I am not an expert on agribusiness and I am not pretending that it is not important to ensure that we grow enough food to feed all our citizens.  I do know a little something about local businesses.  I am pretty sure that while locally-owned shops, farms, markets, and restaurants make a smaller impact on the state economy, the impact is still present and important.  As I have discussed before, our decision to purchase a CSA share was about more than filling our stomachs and freezer.  Our annual purchase is a deliberate decision to support farmers who are neighbors in many senses of the word.

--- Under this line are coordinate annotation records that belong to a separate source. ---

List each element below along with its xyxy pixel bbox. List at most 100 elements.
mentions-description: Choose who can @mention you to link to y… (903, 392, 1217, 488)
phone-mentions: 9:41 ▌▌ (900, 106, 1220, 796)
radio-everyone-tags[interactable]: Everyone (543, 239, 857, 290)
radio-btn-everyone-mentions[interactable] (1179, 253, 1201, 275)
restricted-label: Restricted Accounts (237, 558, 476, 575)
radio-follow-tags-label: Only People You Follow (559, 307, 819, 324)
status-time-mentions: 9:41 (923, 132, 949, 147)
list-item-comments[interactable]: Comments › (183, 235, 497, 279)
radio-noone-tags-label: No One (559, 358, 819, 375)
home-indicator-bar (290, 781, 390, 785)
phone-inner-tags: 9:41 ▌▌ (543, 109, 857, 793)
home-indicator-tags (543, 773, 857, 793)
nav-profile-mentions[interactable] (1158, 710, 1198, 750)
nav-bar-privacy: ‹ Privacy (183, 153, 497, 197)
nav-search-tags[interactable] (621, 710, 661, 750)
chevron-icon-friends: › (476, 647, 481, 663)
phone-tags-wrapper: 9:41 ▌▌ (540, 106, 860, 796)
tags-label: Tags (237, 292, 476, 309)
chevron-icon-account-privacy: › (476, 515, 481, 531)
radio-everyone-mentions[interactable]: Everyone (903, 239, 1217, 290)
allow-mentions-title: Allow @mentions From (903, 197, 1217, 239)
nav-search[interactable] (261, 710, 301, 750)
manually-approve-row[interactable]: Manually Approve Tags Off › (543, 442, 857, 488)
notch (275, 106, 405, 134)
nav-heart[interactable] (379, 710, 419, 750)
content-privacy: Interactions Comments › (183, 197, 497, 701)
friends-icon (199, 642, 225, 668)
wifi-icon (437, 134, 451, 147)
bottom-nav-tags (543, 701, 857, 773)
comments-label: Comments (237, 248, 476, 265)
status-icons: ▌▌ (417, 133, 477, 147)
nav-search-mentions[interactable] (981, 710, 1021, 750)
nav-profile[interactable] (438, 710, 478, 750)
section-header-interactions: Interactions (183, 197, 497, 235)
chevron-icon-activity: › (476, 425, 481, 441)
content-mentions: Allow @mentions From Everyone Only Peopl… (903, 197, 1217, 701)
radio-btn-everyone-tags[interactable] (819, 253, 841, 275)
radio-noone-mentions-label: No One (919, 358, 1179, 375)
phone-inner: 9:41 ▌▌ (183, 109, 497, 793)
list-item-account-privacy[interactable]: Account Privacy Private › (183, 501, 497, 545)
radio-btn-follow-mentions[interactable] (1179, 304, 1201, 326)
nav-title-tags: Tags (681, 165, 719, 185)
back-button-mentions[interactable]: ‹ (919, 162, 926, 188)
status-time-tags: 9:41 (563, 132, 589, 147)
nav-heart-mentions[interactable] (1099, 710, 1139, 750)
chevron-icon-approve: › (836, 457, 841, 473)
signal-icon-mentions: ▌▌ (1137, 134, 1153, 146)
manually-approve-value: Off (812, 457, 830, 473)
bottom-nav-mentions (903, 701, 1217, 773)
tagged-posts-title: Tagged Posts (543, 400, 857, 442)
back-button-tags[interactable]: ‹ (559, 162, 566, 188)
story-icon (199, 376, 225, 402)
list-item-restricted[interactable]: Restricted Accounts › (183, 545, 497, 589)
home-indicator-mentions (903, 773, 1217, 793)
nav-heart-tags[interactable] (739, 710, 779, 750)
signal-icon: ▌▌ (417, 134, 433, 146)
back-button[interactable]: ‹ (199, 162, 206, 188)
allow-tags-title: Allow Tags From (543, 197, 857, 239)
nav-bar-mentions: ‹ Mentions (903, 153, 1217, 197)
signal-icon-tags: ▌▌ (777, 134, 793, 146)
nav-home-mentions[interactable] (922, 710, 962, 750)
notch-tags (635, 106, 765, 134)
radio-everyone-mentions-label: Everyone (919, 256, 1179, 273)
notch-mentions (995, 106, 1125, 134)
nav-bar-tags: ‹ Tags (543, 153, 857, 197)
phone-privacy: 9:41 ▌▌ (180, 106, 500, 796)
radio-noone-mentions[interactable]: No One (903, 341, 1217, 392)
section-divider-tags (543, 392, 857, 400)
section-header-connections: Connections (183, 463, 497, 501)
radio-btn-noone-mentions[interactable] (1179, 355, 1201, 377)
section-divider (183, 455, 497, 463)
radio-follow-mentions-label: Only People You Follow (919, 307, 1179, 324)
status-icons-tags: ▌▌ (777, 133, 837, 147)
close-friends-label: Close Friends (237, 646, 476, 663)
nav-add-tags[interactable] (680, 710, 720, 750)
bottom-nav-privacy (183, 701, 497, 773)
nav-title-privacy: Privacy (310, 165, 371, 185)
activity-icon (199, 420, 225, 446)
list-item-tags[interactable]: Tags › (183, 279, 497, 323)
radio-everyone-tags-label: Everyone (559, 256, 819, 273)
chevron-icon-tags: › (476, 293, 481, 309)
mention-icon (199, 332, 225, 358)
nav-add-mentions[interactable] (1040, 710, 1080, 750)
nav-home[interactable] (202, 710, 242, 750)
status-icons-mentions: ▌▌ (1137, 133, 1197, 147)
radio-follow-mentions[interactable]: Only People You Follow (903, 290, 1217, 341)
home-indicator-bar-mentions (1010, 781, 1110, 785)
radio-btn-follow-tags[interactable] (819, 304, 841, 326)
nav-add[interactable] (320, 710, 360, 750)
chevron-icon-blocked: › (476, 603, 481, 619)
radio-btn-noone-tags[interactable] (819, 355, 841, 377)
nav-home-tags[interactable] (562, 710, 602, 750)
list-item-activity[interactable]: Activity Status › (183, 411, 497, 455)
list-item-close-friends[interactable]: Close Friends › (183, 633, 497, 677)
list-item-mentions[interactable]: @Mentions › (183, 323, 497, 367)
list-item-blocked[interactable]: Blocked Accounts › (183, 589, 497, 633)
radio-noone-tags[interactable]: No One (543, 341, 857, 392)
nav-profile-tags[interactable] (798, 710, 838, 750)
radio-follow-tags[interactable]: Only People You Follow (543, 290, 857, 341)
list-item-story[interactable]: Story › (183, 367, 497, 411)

So today I want to speak out for the economic impact small farm business is making.  I know that political decisions are challenging.  I understand the need to create jobs.  I also challenge my readers to hold your politicians accountable.  Losing our independent sellers loses jobs.  I am hopeful that Ohio’s economy will continue to grow, but am challenged by policies that seems to stifle growth in one area while focusing on the other.  Sustainable agriculture is just that.  Sustainable.  My farmers are committed to practices that do not pollute local waterways, poison the land, or harm the environment.  Their practices ensure a long future of farming in Ohio, one I am proud to support.

Unfortunately, the Kasich administration is taking away needed support to allow local farmers to deliver my produce to me.  By focusing the ODA on agribusiness, it will get harder for citizens to continue to vote for the small farmer with their dollars.

If you are able, please consider what you can do to ensure that Ohio’s small farmers continue to be supported.  Write a letter.  Do some research.  Talk to your neighbor.  Go to a farmers’ market.

*All statistics were provided by the Ohio Ecological Food and Farm Association.